On Saturday, Nov. 5, MTSU will host the 36th annual ACM Mid-Central USA contest for the first time in nearly 20 years. The five-hour contest starts at 12:30 p.m.

Citing what MTSU Department of Computer Science Chair Chrisila Pettey called “technical difficulties” a month from the contest date, longtime host Tennessee Tech asked Pettey if MTSU would hold the event.

Pettey and her faculty and staff said yes.

“A lot of good people are working to pull this off,” Pettey said. “The math department really cooperated. They’re letting us use all their labs and conference rooms.”

Math and computer science both are located in Kirksey Old Main, the contest site.

Nine universities with a combined 25 teams are competing. Vanderbilt and East Tennessee State University will have four, three-members teams. The University of North Alabama,Tennessee Tech and Maryville College have three teams. Belmont, the University of Tennessee at Knoxville, Tennessee State University and MTSU will enter two teams.

MTSU Blueraider #1 earned first-place honors in 2010, solving seven of nine problems, and finishing eighth overall in the entire 142-team Mid-Central region that includes Missouri, Arkansas, Illinois (including the Greater Chicago Metropolitan Area), Indiana, Kentucky and Tennessee.

Drs. Sung Yoo and Zhijiang Dong coach both Blueraider #1 and Blueraider #2.
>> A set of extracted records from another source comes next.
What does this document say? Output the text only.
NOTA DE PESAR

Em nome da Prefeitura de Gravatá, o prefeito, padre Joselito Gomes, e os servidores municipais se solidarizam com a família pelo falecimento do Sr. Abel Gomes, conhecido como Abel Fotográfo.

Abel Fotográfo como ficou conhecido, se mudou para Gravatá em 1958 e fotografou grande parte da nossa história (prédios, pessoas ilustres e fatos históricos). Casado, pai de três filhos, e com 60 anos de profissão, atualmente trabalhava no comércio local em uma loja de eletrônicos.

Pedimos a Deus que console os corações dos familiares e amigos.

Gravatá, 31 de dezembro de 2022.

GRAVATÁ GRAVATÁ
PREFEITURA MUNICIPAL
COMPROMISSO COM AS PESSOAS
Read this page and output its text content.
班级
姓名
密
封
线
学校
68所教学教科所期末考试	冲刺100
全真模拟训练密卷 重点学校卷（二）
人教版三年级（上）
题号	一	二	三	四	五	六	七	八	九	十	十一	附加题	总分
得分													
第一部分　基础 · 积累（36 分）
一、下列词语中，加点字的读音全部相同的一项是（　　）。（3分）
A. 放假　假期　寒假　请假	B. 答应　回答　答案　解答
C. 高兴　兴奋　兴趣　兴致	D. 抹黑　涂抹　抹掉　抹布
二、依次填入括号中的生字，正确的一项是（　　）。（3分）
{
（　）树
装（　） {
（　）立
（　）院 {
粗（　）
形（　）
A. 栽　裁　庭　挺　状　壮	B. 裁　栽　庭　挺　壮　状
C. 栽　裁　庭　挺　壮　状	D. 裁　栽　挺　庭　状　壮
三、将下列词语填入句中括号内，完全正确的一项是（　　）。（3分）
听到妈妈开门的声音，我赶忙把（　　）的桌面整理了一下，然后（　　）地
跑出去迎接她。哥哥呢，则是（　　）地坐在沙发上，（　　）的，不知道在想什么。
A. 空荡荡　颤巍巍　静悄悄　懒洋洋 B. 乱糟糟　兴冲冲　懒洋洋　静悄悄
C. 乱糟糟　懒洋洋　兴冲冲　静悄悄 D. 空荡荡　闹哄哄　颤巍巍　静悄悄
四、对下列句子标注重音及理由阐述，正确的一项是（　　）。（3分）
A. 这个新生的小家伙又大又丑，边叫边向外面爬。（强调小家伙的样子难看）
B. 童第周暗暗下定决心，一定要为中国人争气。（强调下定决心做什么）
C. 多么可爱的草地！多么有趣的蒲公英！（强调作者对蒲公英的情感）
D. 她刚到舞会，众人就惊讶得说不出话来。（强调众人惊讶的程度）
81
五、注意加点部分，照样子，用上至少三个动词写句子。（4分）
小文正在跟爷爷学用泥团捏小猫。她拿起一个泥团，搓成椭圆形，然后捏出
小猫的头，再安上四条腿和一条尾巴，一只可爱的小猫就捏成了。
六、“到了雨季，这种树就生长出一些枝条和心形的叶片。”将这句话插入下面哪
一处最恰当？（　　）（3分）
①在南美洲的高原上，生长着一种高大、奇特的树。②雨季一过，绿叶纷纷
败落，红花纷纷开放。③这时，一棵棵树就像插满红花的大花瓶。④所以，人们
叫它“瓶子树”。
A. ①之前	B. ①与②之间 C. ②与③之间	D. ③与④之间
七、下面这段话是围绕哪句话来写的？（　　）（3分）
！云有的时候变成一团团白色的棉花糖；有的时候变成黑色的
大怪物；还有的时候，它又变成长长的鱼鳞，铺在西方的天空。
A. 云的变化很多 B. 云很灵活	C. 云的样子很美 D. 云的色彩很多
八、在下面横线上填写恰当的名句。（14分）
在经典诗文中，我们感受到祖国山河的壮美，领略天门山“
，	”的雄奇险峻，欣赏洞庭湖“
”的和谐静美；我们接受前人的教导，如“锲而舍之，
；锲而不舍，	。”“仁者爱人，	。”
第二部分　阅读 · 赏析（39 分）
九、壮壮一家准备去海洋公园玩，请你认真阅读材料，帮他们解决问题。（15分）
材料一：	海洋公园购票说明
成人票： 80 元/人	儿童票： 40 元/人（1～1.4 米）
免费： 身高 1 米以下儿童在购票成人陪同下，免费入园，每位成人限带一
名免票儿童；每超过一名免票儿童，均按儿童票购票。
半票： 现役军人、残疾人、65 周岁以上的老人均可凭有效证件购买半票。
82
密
In the contest, each team is issued a set of problems that they try to solve in C++ or Java software programs, Pettey said. When they finish, they submit the answer to the judges. Once the judges approve, the team receives a new problem. At 5:30 p.m., time is called, and the team with the most solved problems wins.

Pettey said the software programs will be tested often — to ensure they’re working — this week.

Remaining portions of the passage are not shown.